Johannes B. Ullrich, Ph.D.

24 comment(s)



"Anti-Malware tool updates are also often hosted on CDNs"

Update services need to use consistent, documented DNS names. Modern UTMs allow one to create definitions using DNS lookups, but it's useless if it's not documented.

On the "outbound" firewall filtering side, to my surprise the default rule for outbound traffic in Microsoft Azure from the VM to the Internet is to ALLOW.
Making exfiltration easy...
I would also put HSTS in this category.
[quote]"A user clicking on a link in an e-mail or opening and attachment" is probably how 80% or more of recent breach reports start.[/quote]

If clicking said link or opening said attachment results in execution of some attacker provided binary or script: whitelisting prevents execution (on Windows; see or for proven solutions).

On *x, permissions of newly created files don't allow execution in the first place; if you want to go a step further: use mount -onoexec /home
yes. HSTS certainly fits. A bit more common then key pinning, but could still be used more. Should CSP be listed too? (I am having issues with CSP myself... which is why I left it off :/)
Oh. yes! Windows Software Restriction Policy!! I guess you can tell that I am not a Windows guy :)
DNS logs...

I made sure we diligently keep DNS logs, including blocking all out bound DNS to enforce the internal DNS server

But I have never seen/found a tool that makes surveillance practical or easy.

In my mind, DNS logs is for forensic analysis, once you know what to look for... and that is usually when it's too late.
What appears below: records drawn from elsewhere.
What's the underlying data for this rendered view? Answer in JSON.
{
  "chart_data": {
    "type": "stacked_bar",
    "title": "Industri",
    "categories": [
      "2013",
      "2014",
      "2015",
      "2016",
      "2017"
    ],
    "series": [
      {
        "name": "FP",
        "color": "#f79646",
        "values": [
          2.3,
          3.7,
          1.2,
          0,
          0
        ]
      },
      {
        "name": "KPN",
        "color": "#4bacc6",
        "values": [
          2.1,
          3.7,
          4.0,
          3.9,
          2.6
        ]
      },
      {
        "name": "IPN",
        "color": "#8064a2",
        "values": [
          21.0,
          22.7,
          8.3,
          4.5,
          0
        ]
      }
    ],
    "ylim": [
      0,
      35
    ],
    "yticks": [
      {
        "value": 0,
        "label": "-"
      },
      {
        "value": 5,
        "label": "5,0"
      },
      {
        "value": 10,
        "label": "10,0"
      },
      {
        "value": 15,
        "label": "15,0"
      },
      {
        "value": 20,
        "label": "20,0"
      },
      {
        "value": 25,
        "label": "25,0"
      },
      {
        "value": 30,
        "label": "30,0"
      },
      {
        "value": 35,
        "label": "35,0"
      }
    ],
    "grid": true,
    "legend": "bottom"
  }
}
I did find an article recently about an IOC in DNS logs, and I ended up grepping each and every file...

What else is there to do ?
Change Control, Actual change control not enter a change for metrics purposes.
SELinux. The first thing I do when setting up a new Linux server is to set SELinux to permissive so that it doesn't break whatever else I was going to set up on that server. Maybe this is wrong and I just need to learn how to use it correctly, but why such a barrier? If it's adds that much complexity, I don't have much incentive to use it...
The recommendations here are pretty solid.

1) Most places don't utilize egress filtering, and that limits the detective/protective controls in which a FW/IPS could be utilized to address malicious outbound traffic. Also remember that you are going to need to turn on SSL de-inspection on your web-filter, IPS/IDS to ensure that you can peek inside SSL/TLS traffic, because the bad guys are utilizing these mechanism's to exfiltrate data, and contact C2's to download more malicious code.

2) As for DNS log monitoring, the concept is good but the devil is in the details, unless you have a known/updated listing of C2 IP's or DNS addresses monitoring the logs for these requests could be a futile and time expensive exercise. I am not saying with the right automation (Splunk, SEIM, Integration of Threat Intelligence, along with log aggregation from multiple network resources mean you wont find value in what you are looking for (known or suspected evil traffic). What is learned from these tools plus free resources like and others can give the Sec Ops folks a leg up on attackers.

3) Email, it seems that everyone is a bit "click-happy" these days, and sure enough malicious payloads as attachments on emails are a favorite target for nation states, spear phishing and regular phishing. Again AV or and email gateways can be bypassed, so folks its really about controlling code execution on your end-points (AKA Whitelisting), so even if your user does something stupid, your business isn't paying the price for it, and you end up learning more from the attackers than they learn from you.

4) Lastly, if you don't learn from your mistakes you are doomed to repeat them, again security operations and network security in general is alot of design/preparation and ultimately execution when the stuff hits the fan. So learn from your mistakes or what you discovered from your incident response activities and re-evaluate the controls in your business, organizations to ensure that the last successful attack against your computing infrastructure is well understood, a root cause analysis is agreed upon by the technical stake-holders and courses of action are put in place.